El desobediente. Aquel que incumple con las medidas socializadas para limitar el riesgo, en alguna medida, es responsable del desastre por su falta cívica, por su necedad e ignorancia. Este perfil juega el papel del otro, del que me distingo cuando entiendo y cumplo las consignas de seguridad. Este señalamiento puede estar asociado a prejuicios clasistas, en el momento en que no reconoce las muy marcadas diferencias en el acceso a la salud y la educación.

El culpable sin rostro. Este tipo de culpable se descorporaliza para dar paso a una abstracción quizás demasiado diluida, como puede ser para algunos: el capitalismo, el sistema educativo, el sistema de salud, la industria farmacéutica, el gobierno, etc. En este sentido, Ulrick Beck, sociólogo alemán y teórico del riesgo, reconoce cómo los riesgos develan estructuras burocráticas de la sociedad global, que desagregan a tal grado la responsabilidad frente a éstos, que se pierde la posibilidad de señalar culpables y hacer justicia. Es característico, por ejemplo, en los desastres ambientales, generados por accidentes tan complejos técnicamente, que se hace difícil nombrar a responsable(s) con rostro.

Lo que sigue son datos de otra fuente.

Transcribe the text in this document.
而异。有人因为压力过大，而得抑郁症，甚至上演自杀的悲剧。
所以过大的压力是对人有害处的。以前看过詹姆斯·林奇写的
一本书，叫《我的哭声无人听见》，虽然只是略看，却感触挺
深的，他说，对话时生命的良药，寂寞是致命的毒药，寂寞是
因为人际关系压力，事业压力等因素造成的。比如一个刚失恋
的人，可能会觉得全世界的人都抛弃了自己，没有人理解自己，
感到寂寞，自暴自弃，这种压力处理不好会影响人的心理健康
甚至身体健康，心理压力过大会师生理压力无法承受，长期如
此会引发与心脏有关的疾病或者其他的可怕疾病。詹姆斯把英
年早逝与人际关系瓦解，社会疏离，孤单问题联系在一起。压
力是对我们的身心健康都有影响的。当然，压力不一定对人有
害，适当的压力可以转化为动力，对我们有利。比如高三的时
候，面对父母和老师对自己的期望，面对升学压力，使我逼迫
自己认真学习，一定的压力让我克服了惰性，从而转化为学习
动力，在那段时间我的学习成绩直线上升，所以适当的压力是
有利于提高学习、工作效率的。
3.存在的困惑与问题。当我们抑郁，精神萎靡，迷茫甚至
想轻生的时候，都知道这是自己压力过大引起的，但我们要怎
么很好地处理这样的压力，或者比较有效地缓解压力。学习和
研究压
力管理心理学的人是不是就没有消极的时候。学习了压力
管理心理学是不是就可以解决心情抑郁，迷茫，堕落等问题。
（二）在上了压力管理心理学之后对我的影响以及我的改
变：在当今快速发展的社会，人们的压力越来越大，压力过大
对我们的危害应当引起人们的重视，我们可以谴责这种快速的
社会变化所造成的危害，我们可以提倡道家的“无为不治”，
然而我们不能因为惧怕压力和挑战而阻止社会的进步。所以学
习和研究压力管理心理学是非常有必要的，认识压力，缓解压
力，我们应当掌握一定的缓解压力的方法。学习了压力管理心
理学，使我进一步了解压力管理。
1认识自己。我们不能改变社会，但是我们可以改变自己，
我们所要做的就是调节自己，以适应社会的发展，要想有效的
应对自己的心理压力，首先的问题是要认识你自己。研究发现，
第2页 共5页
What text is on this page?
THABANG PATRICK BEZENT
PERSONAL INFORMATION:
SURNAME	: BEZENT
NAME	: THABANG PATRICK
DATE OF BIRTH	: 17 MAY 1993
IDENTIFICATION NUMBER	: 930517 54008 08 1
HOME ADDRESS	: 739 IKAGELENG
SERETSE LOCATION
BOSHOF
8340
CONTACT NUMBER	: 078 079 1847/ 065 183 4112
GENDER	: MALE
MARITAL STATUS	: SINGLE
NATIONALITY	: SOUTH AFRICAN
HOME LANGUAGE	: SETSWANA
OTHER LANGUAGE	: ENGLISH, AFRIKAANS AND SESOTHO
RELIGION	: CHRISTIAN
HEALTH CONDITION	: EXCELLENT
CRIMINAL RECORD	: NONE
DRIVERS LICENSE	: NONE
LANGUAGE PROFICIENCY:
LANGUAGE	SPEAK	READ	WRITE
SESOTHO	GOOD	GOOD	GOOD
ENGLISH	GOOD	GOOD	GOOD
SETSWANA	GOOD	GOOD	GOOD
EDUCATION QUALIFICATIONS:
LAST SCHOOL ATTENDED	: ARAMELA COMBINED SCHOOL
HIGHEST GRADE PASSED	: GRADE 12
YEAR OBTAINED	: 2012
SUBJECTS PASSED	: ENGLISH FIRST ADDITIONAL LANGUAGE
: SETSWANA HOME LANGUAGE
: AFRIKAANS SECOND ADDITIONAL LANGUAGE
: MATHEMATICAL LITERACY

La sociedad se vuelve un laboratorio, pero no hay nadie responsable de los resultados […] La política del riesgo se parece a la “ley de nadie”, que según Hannah Arendt es la más tiránica de todas las formas de poder, porque en tales circunstancias no se puede responsabilizar a nadie. En el caso de los conflictos de riesgo, de repente se desenmascara a las burocracias, y el público, alarmado, se da cuenta de lo que realmente son: formas de irresponsabilidad organizada. (Beck, 508:1998).


Reflexión final

Las ideas aquí compartidas son una provocación para reflexionar sobre a quiénes culpamos del origen y la propagación del riesgo de contagio por COVID-19. Esto importa porque deja al descubierto los prejuicios, los estereotipos y las representaciones culturales a partir de las que construimos nuestra reacción ante la pandemia, y nuestra postura frente a discursos civilizatorios, como el de derechos humanos. Dicho esto, es lamentable y nocivo todo criterio punitivo que restrinja el derecho a la salud desde un criterio universal.

Referencias

Beck, Ulrich (1998). La política de la sociedad de riesgo

Hernández, R. Aída. “El coronavirus y las mujeres en prisión”. La Jornada. 16 de abril de 2020

Oehmichen-Bazán, Cristina y María Dolores Paris-Pombo (2010). El rumor y el racismo sanitario durante la epidemia de influenza A/H1N1. Cultura representaciones soc vol.5 no.9 México.